My own, long-forgotten liner notes on “Two For the Road” stated that this jig was once a 3-part jig, but had been pared down to two when played for country dances. Sure enough, a quick refresher look in “O’Neill’s Music of Ireland” from 1903 found the 3-part setting of the tune. The lost C part is sort of a variant of the B part and doesn’t add anything notable to the narrative arc of the tune. So, I’m happy with the editing that the tradition (or maybe just Arty McGlynn) indulged in before presenting it to me and my generation. Of course, if you’re curious, check the old setting out as it might be just the ticket for a new session medley.

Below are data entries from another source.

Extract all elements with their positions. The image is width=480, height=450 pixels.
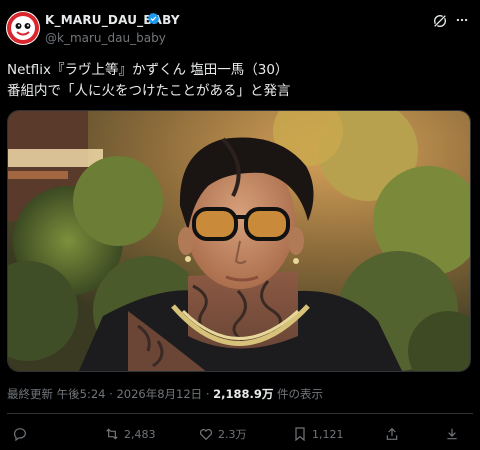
author-handle[interactable]: @k_maru_dau_baby — [45, 31, 166, 45]
retweet-icon — [106, 428, 118, 440]
bookmark-button[interactable]: 1,121 — [292, 426, 344, 442]
grok-icon[interactable] — [432, 13, 448, 29]
download-icon — [447, 428, 457, 440]
like-icon — [199, 429, 213, 441]
tweet-text-line-1: Netflix『ラヴ上等』かずくん 塩田一馬（30） — [7, 62, 289, 78]
views-label: 件の表示 — [273, 387, 324, 401]
verified-badge-icon — [147, 12, 160, 25]
tweet-media-photo[interactable] — [7, 110, 471, 372]
more-icon[interactable] — [455, 13, 469, 27]
divider — [7, 413, 473, 414]
share-icon — [386, 427, 398, 440]
tweet-text-line-2: 番組内で「人に火をつけたことがある」と発言 — [7, 83, 291, 99]
like-button[interactable]: 2.3万 — [198, 426, 247, 442]
retweet-count: 2,483 — [124, 427, 156, 441]
tweet-meta: 最終更新 午後5:24 · 2026年8月12日 · 2,188.9万 件の表示 — [7, 386, 323, 402]
reply-icon — [14, 428, 26, 442]
portrait-photo — [8, 111, 470, 371]
download-button[interactable] — [444, 426, 460, 442]
bookmark-count: 1,121 — [312, 427, 344, 441]
avatar-logo-icon — [7, 12, 39, 44]
tweet-header: K_MARU_DAU_BABY @k_maru_dau_baby — [0, 0, 480, 50]
reply-button[interactable] — [12, 426, 32, 442]
tweet-text: Netflix『ラヴ上等』かずくん 塩田一馬（30） 番組内で「人に火をつけたこ… — [7, 60, 473, 102]
action-bar: 2,483 2.3万 1,121 — [0, 420, 480, 450]
views-count: 2,188.9万 — [213, 387, 274, 401]
avatar[interactable] — [6, 11, 40, 45]
like-count: 2.3万 — [218, 428, 247, 441]
retweet-button[interactable]: 2,483 — [104, 426, 156, 442]
bookmark-icon — [295, 427, 305, 442]
tweet-timestamp[interactable]: 最終更新 午後5:24 · 2026年8月12日 · — [7, 387, 213, 401]
share-button[interactable] — [384, 426, 400, 442]
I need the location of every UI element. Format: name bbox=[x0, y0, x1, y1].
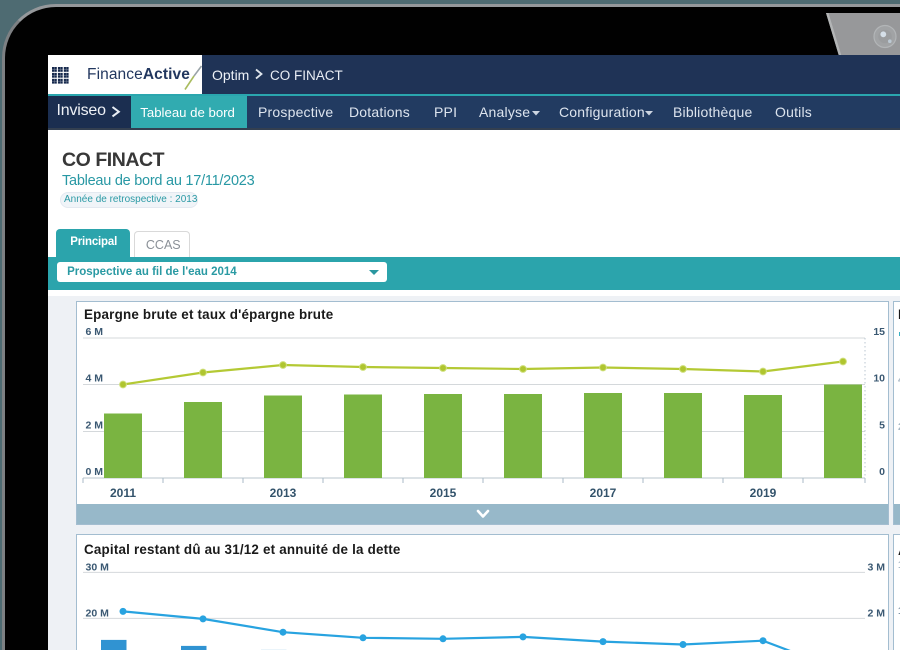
svg-text:3 M: 3 M bbox=[867, 561, 885, 573]
svg-text:2013: 2013 bbox=[270, 486, 297, 500]
svg-text:15: 15 bbox=[873, 326, 885, 338]
svg-text:0 M: 0 M bbox=[86, 466, 104, 478]
svg-text:20 M: 20 M bbox=[86, 607, 110, 619]
svg-text:2 M: 2 M bbox=[86, 419, 104, 431]
svg-text:2011: 2011 bbox=[110, 486, 136, 500]
svg-text:30 M: 30 M bbox=[86, 561, 110, 573]
svg-text:2015: 2015 bbox=[430, 486, 457, 500]
svg-text:2017: 2017 bbox=[590, 486, 617, 500]
svg-text:2 M: 2 M bbox=[867, 607, 885, 619]
svg-text:4 M: 4 M bbox=[86, 372, 104, 384]
svg-text:10: 10 bbox=[873, 372, 885, 384]
svg-text:6 M: 6 M bbox=[86, 326, 104, 338]
svg-text:2019: 2019 bbox=[750, 486, 777, 500]
svg-text:5: 5 bbox=[879, 419, 885, 431]
svg-text:0: 0 bbox=[879, 466, 885, 478]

In relearning “Rakes of Clonmel” as a solo mando piece, I found myself reaching for occasional double-stops to hint at the chords I was hearing echoing from the past. I’ve transcribed these double-stops here, though if you wanted to play a clean, single-note melody, you can just let a bandmate groove along with you on the indicated chord changes. One thing I particularly like about this tune is how it establishes its tonal center and then hangs up in a very unsettled way all the way till you come down on the next 1-beat on the next repeat or part of the tune. Even though it touches another Em tonic moment in the 7th bar of both A and B parts, this doesn’t undercut the unsettled quality. Finally, I’m fond of finishing the tune with the 4 chord under what otherwise would be a melodic resolution back to the tonic. It worked in 1985 and it still works today.
So thanks to my correspondent for the remembrance of things past and may “Rakes of Clonmel” greet the new year with new life and possibility.